To fight or not to fight, that is the question. Happy Ending is a gritty hospital drama about a group of cancer patients and their choices about how they want to die.
It’s a question most people have probably asked themselves over the years. Is it better to retain the dignity you have by refusing chemotherapy, keeping your hair and potentially dying sooner than necessary? Or should you spend your days being pumped full of drugs, feeling too ill to move, in the hope that it might give you a few extra days of life. If you can even call that having a life.
It’s difficult to stage a play about people with terminal cancer. I mean, who wants to go and watch that? It’s a tough sell and even at tonight’s press night, the Arcola Theatre in Dalston was only half full. Cancer is a subject we stray away from. For some people it is far too difficult a topic because of loved ones we have lost and others simply don’t want to know about it unless it happens to them.
Happy Ending is an English translation of Anat Gov’s last play before she died in 2012, ages 58 after a long battle with Cancer. Originally performed in Tel Aviv, the show is described as a musical comedy fantasy with a subject that people don’t like to talk about. This is the shows UK premiere.
There are some great performances in this show.
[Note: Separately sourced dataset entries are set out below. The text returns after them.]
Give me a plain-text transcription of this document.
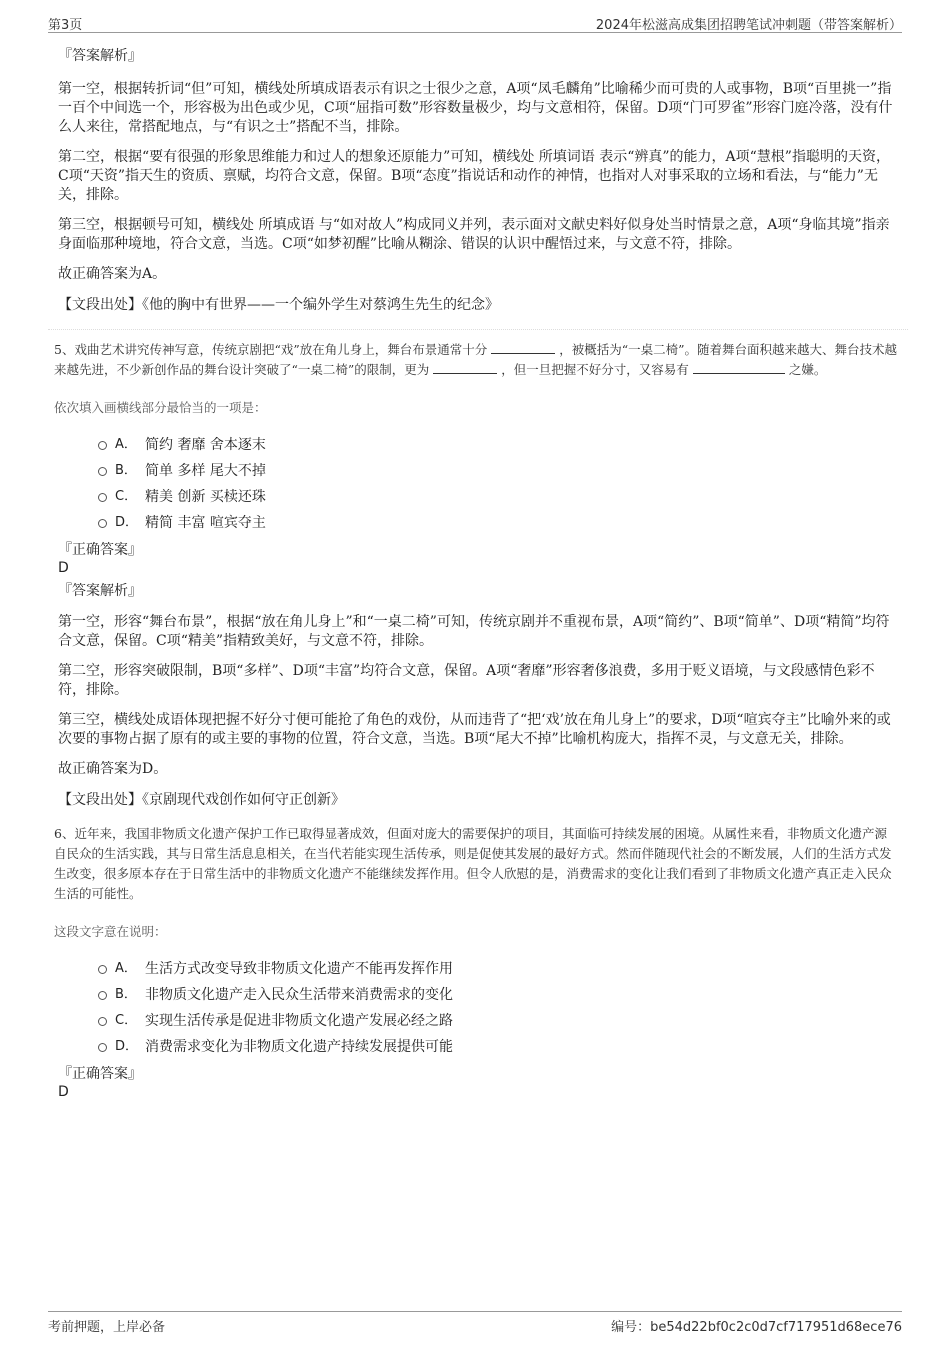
第3页	2024年松滋高成集团招聘笔试冲刺题（带答案解析）

『答案解析』

第一空，根据转折词“但”可知，横线处所填成语表示有识之士很少之意，A项“凤毛麟角”比喻稀少而可贵的人或事物，B项“百里挑一”指一百个中间选一个，形容极为出色或少见，C项“屈指可数”形容数量极少，均与文意相符，保留。D项“门可罗雀”形容门庭冷落，没有什么人来往，常搭配地点，与“有识之士”搭配不当，排除。

第二空，根据“要有很强的形象思维能力和过人的想象还原能力”可知，横线处 所填词语 表示“辨真”的能力，A项“慧根”指聪明的天资，C项“天资”指天生的资质、禀赋，均符合文意，保留。B项“态度”指说话和动作的神情，也指对人对事采取的立场和看法，与“能力”无关，排除。

第三空，根据顿号可知，横线处 所填成语 与“如对故人”构成同义并列，表示面对文献史料好似身处当时情景之意，A项“身临其境”指亲身面临那种境地，符合文意，当选。C项“如梦初醒”比喻从糊涂、错误的认识中醒悟过来，与文意不符，排除。

故正确答案为A。

【文段出处】《他的胸中有世界——一个编外学生对蔡鸿生先生的纪念》

5、戏曲艺术讲究传神写意，传统京剧把“戏”放在角儿身上，舞台布景通常十分	，被概括为“一桌二椅”。随着舞台面积越来越大、舞台技术越来越先进，不少新创作品的舞台设计突破了“一桌二椅”的限制，更为	，但一旦把握不好分寸，又容易有	之嫌。

依次填入画横线部分最恰当的一项是：

A． 简约 奢靡 舍本逐末
B． 简单 多样 尾大不掉
C． 精美 创新 买椟还珠
D． 精简 丰富 喧宾夺主

『正确答案』

D

『答案解析』

第一空，形容“舞台布景”，根据“放在角儿身上”和“一桌二椅”可知，传统京剧并不重视布景，A项“简约”、B项“简单”、D项“精简”均符合文意，保留。C项“精美”指精致美好，与文意不符，排除。

第二空，形容突破限制，B项“多样”、D项“丰富”均符合文意，保留。A项“奢靡”形容奢侈浪费，多用于贬义语境，与文段感情色彩不符，排除。

第三空，横线处成语体现把握不好分寸便可能抢了角色的戏份，从而违背了“把‘戏’放在角儿身上”的要求，D项“喧宾夺主”比喻外来的或次要的事物占据了原有的或主要的事物的位置，符合文意，当选。B项“尾大不掉”比喻机构庞大，指挥不灵，与文意无关，排除。

故正确答案为D。

【文段出处】《京剧现代戏创作如何守正创新》

6、近年来，我国非物质文化遗产保护工作已取得显著成效，但面对庞大的需要保护的项目，其面临可持续发展的困境。从属性来看，非物质文化遗产源自民众的生活实践，其与日常生活息息相关，在当代若能实现生活传承，则是促使其发展的最好方式。然而伴随现代社会的不断发展，人们的生活方式发生改变，很多原本存在于日常生活中的非物质文化遗产不能继续发挥作用。但令人欣慰的是，消费需求的变化让我们看到了非物质文化遗产真正走入民众生活的可能性。

这段文字意在说明：

A． 生活方式改变导致非物质文化遗产不能再发挥作用
B． 非物质文化遗产走入民众生活带来消费需求的变化
C． 实现生活传承是促进非物质文化遗产发展必经之路
D． 消费需求变化为非物质文化遗产持续发展提供可能

『正确答案』

D

考前押题，上岸必备	编号：be54d22bf0c2c0d7cf717951d68ece76
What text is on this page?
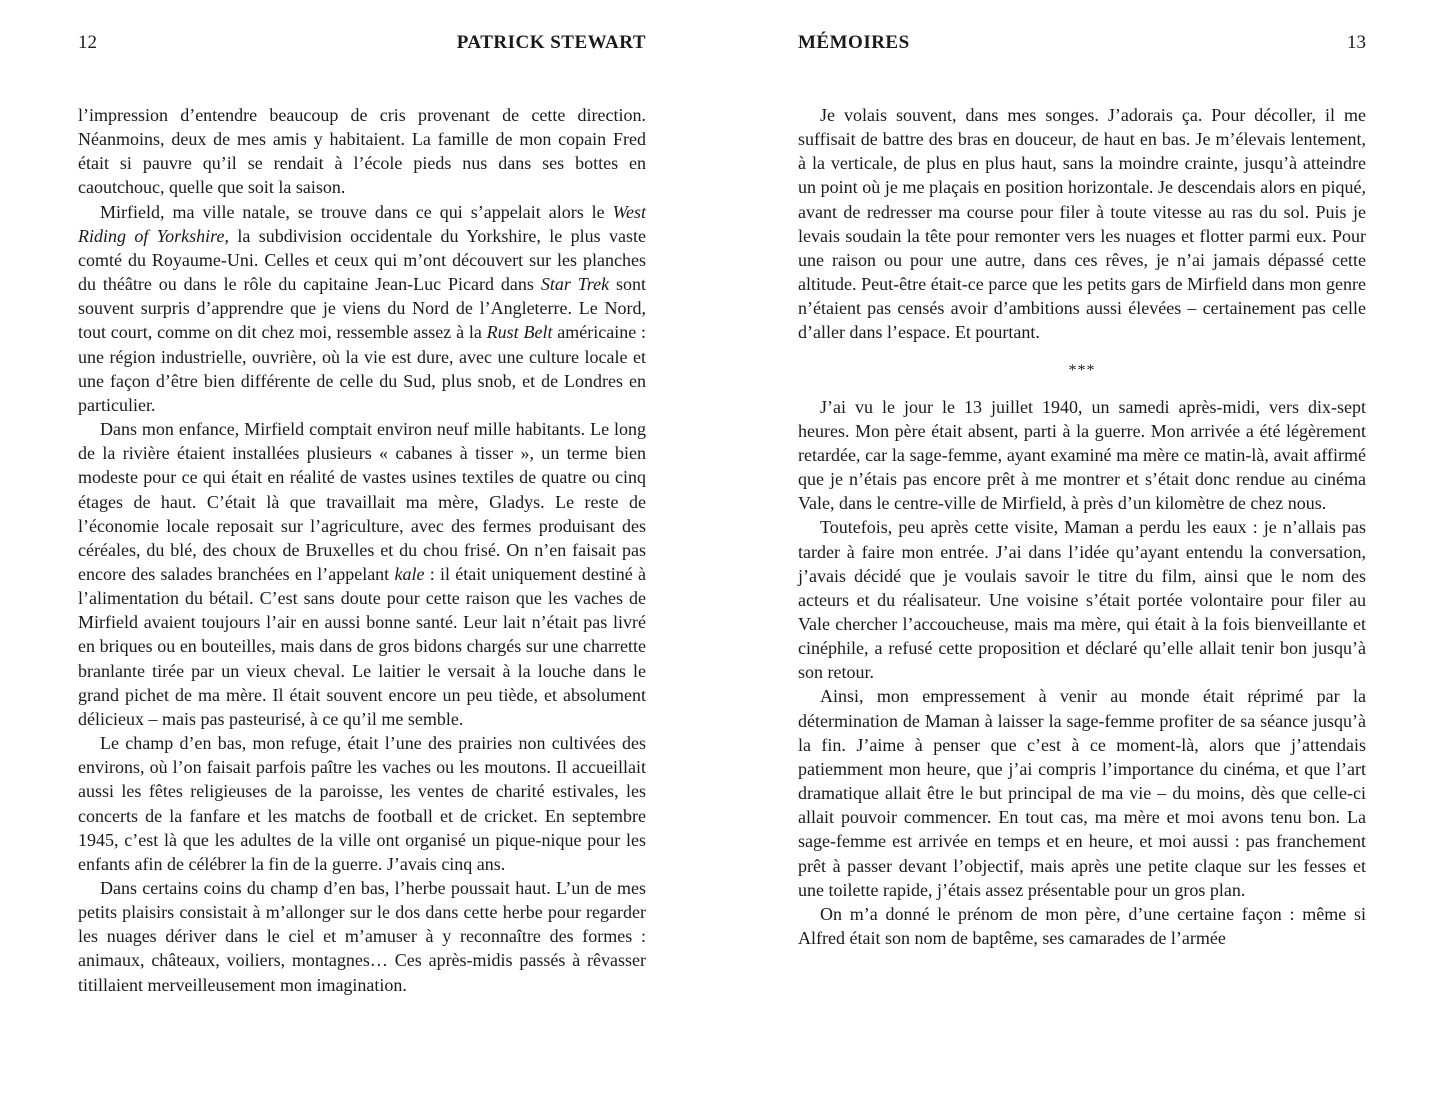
12	PATRICK STEWART

l’impression d’entendre beaucoup de cris provenant de cette direction. Néanmoins, deux de mes amis y habitaient. La famille de mon copain Fred était si pauvre qu’il se rendait à l’école pieds nus dans ses bottes en caoutchouc, quelle que soit la saison.

Mirfield, ma ville natale, se trouve dans ce qui s’appelait alors le West Riding of Yorkshire, la subdivision occidentale du Yorkshire, le plus vaste comté du Royaume-Uni. Celles et ceux qui m’ont découvert sur les planches du théâtre ou dans le rôle du capitaine Jean-Luc Picard dans Star Trek sont souvent surpris d’apprendre que je viens du Nord de l’Angleterre. Le Nord, tout court, comme on dit chez moi, ressemble assez à la Rust Belt américaine : une région industrielle, ouvrière, où la vie est dure, avec une culture locale et une façon d’être bien différente de celle du Sud, plus snob, et de Londres en particulier.

Dans mon enfance, Mirfield comptait environ neuf mille habitants. Le long de la rivière étaient installées plusieurs « cabanes à tisser », un terme bien modeste pour ce qui était en réalité de vastes usines textiles de quatre ou cinq étages de haut. C’était là que travaillait ma mère, Gladys. Le reste de l’économie locale reposait sur l’agriculture, avec des fermes produisant des céréales, du blé, des choux de Bruxelles et du chou frisé. On n’en faisait pas encore des salades branchées en l’appelant kale : il était uniquement destiné à l’alimentation du bétail. C’est sans doute pour cette raison que les vaches de Mirfield avaient toujours l’air en aussi bonne santé. Leur lait n’était pas livré en briques ou en bouteilles, mais dans de gros bidons chargés sur une charrette branlante tirée par un vieux cheval. Le laitier le versait à la louche dans le grand pichet de ma mère. Il était souvent encore un peu tiède, et absolument délicieux – mais pas pasteurisé, à ce qu’il me semble.

Le champ d’en bas, mon refuge, était l’une des prairies non cultivées des environs, où l’on faisait parfois paître les vaches ou les moutons. Il accueillait aussi les fêtes religieuses de la paroisse, les ventes de charité estivales, les concerts de la fanfare et les matchs de football et de cricket. En septembre 1945, c’est là que les adultes de la ville ont organisé un pique-nique pour les enfants afin de célébrer la fin de la guerre. J’avais cinq ans.

Dans certains coins du champ d’en bas, l’herbe poussait haut. L’un de mes petits plaisirs consistait à m’allonger sur le dos dans cette herbe pour regarder les nuages dériver dans le ciel et m’amuser à y reconnaître des formes : animaux, châteaux, voiliers, montagnes… Ces après-midis passés à rêvasser titillaient merveilleusement mon imagination.

MÉMOIRES	13

Je volais souvent, dans mes songes. J’adorais ça. Pour décoller, il me suffisait de battre des bras en douceur, de haut en bas. Je m’élevais lentement, à la verticale, de plus en plus haut, sans la moindre crainte, jusqu’à atteindre un point où je me plaçais en position horizontale. Je descendais alors en piqué, avant de redresser ma course pour filer à toute vitesse au ras du sol. Puis je levais soudain la tête pour remonter vers les nuages et flotter parmi eux. Pour une raison ou pour une autre, dans ces rêves, je n’ai jamais dépassé cette altitude. Peut-être était-ce parce que les petits gars de Mirfield dans mon genre n’étaient pas censés avoir d’ambitions aussi élevées – certainement pas celle d’aller dans l’espace. Et pourtant.

***

J’ai vu le jour le 13 juillet 1940, un samedi après-midi, vers dix-sept heures. Mon père était absent, parti à la guerre. Mon arrivée a été légèrement retardée, car la sage-femme, ayant examiné ma mère ce matin-là, avait affirmé que je n’étais pas encore prêt à me montrer et s’était donc rendue au cinéma Vale, dans le centre-ville de Mirfield, à près d’un kilomètre de chez nous.

Toutefois, peu après cette visite, Maman a perdu les eaux : je n’allais pas tarder à faire mon entrée. J’ai dans l’idée qu’ayant entendu la conversation, j’avais décidé que je voulais savoir le titre du film, ainsi que le nom des acteurs et du réalisateur. Une voisine s’était portée volontaire pour filer au Vale chercher l’accoucheuse, mais ma mère, qui était à la fois bienveillante et cinéphile, a refusé cette proposition et déclaré qu’elle allait tenir bon jusqu’à son retour.

Ainsi, mon empressement à venir au monde était réprimé par la détermination de Maman à laisser la sage-femme profiter de sa séance jusqu’à la fin. J’aime à penser que c’est à ce moment-là, alors que j’attendais patiemment mon heure, que j’ai compris l’importance du cinéma, et que l’art dramatique allait être le but principal de ma vie – du moins, dès que celle-ci allait pouvoir commencer. En tout cas, ma mère et moi avons tenu bon. La sage-femme est arrivée en temps et en heure, et moi aussi : pas franchement prêt à passer devant l’objectif, mais après une petite claque sur les fesses et une toilette rapide, j’étais assez présentable pour un gros plan.

On m’a donné le prénom de mon père, d’une certaine façon : même si Alfred était son nom de baptême, ses camarades de l’armée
Gillian Kirkpatrick plays the ageing theatre actress Carrie Evans, who believes as an actor death shall be her greatest role yet. She portrays the stubbornness of a petrified patient and then finally breaks down believably in the shows climax. Jodie Jacobs plays the nurse well, reciting monologues about different types of medication and holds the show together during the songs with her incredible vocals.
The issue with this ‘play’ is its ‘musical’ element. There are a handful of songs thrown in to the story which just don’t fit. These upbeat, poorly choreographed numbers, performed to backing tracks and loud bouts of feedback from microphones, may have been included to add some light relief to the overtly serious subject matter but sadly they are so cheesy and badly put together that they are teetering on insensitive and almost make a mockery of the play itself.
Happy Ending is a thought provoking play, with some talented actors who can handle the serious text. However it is seriously let down by the unnecessary song and dance elements that just can’t be overlooked when judging this piece as a whole. A real shame.
Reviewed by West End Wilma
Happy Ending is playing at the Arcola Theatre until 7 March 2015.